AI: non parole ma tocchetti

Difficile fare un discorso breve sull’AI. Questi appunti sono destinati a proliferare, obbligandoci anche a compiere vari passi indietro. Ad esempio, è già emerso come per l’AI le parole siano meri numeri ma non si tratta di una semplice questione di codifica. Se lasciamo la cosa lì rischiamo di capire poco.

Cosa intendiamo normalmente per codifica? Ad esempio, semplificando, le lettere che sto scrivendo in questo testo vengono immediatamente trasformate in sequenze di uno e zero, un byte (otto bit) per ogni carattere, per la precisione. Il testo verrà memorizzato, eventualmente elaborato e infine in qualche modo riprodotto ma all’interno di tale processo i byte viaggeranno indisturbati, codici di simboli che per noi sono lettere. Altrettanto indisturbate viaggeranno le parole composte da tali lettere, e così i relativi significati.

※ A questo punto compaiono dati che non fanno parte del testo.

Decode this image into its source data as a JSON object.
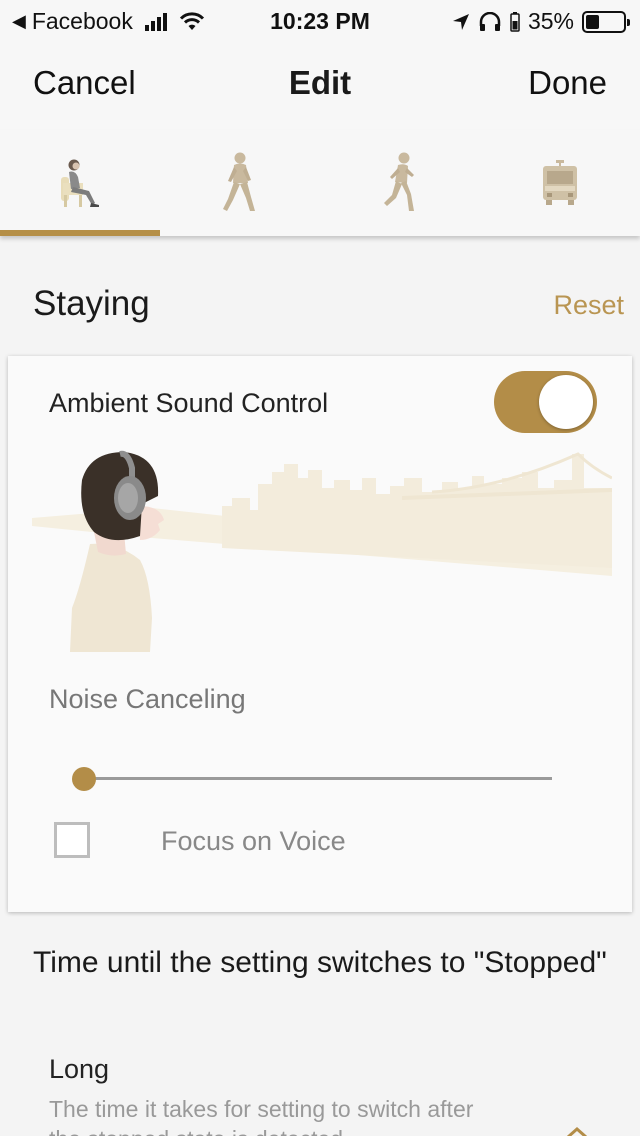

Nell’AI la storia è assai diversa e ritroveremo le nostre fidate parole disperse in spazi talmente complessi da non potere essere immaginati. Ci vorrà un po’ di tempo e un po’ di fantasia per farsene una ragione. Andiamo quindi per gradi rifacendosi dall’inizio: cosa succede ad una parola appena introdotta nell’AI?

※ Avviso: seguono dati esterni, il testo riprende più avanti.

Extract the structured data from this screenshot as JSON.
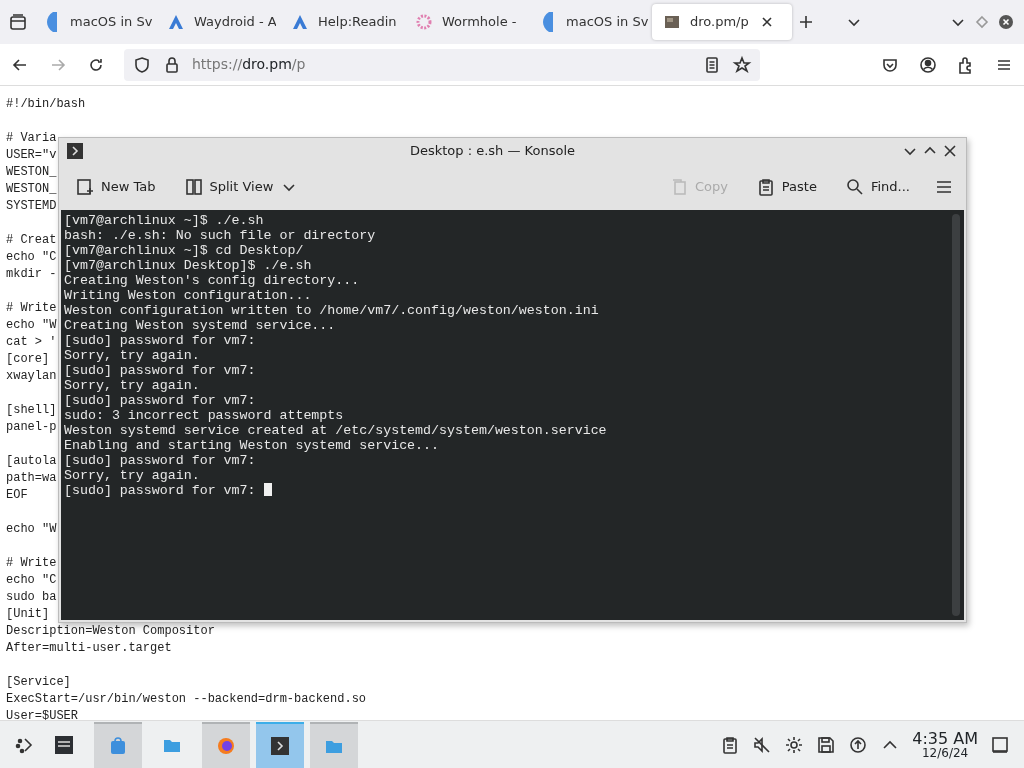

Verrà codificata in qualche maniera per essere poi inviata nella pancia della macchina, portando in un pur periglioso viaggio il significato intatto a destinazione? No. La parola verrà esaminata e, se risultata non idonea, verrà spezzata e ridotta a tocchetti. Insomma noi introduciamo parole mentre l’AI lavora su token, che sono parole o parti di parole. E qui già ci disorientiamo un poco. Ma perché una simile diavoleria?

Intanto vediamola all’opera con il tokenizzatore di ChatGPT:

I colori identificano i token e si vede come questi tendano a identificarsi con delle parole ma non sempre. Riconosciamo una logica in questa trasformazione? Ci ritorneremo. Ora vediamo come funziona uno dei “tokenizzatori” in circolazione (tratto dal modello AI BERT):

Per prima cosa si controlla se la parola è presente nel vocabolario. Se la parola è presente nel vocabolario, la usiamo come token. Se la parola non è presente nel vocabolario, la dividiamo in sottoparole e controlliamo se la sottoparola è presente nel vocabolario. Se la sottoparola è presente nel vocabolario la usiamo come token. Se invece la sottoparola non è presente nel vocabolario, la dividiamo nuovamente e controlliamo se è presente nel vocabolario. Se è presente nel vocabolario, la usiamo come token altrimenti la dividiamo ancora. In questo modo, continuiamo a dividere e a controllare la sottoparola con il vocabolario fino a raggiungere eventualmente i singoli caratteri. Questo metodo è efficace per gestire le parole fuori dal vocabolario (Out Of Vocabulary). La dimensione del vocabolario BERT è di 30’000 token. Se una parola appartiene a questi 30’000 token, allora la usiamo come token. In caso contrario, dividiamo la parola in sottoparole e controlliamo se la sottoparola appartiene a questi 30’000 token. Continuiamo a dividere e a controllare le sottoparole con questi 30’000 token nel vocabolario fino a raggiungere i singoli caratteri.

Ravichandiran, Sudharsan. Getting Started with Google BERT: Build and train state-of-the-art natural language processing models using BERT (p. 67). Packt Publishing. Edizione Kindle.

Perché crearsi una simile complicazione? In parte per motivi computazionali: i processi AI sono estremamente complessi e quindi onerosi in termini computazionali. Occorre risparmiare più che si può dove si può. Inoltre le lingue naturali hanno vocabolari non solo sterminati ma anche dinamici, ricchi di continue fioriture di neologismi e contaminazioni linguistiche. La riduzione di un corpus di parole a un vocabolario fisso non troppo grande aiuta a rendere possibili i processi messi in atto dall’AI.

Bene, per ora ci fermiamo qui: c’è sufficiente materiale su cui riflettere, magari giocando con il tokenizzatore di ChatGPT. Importante è ricordare che nel viaggio spaziale — è il caso di dire — che stiamo per intraprendere dovremo cavalcare token e non parole.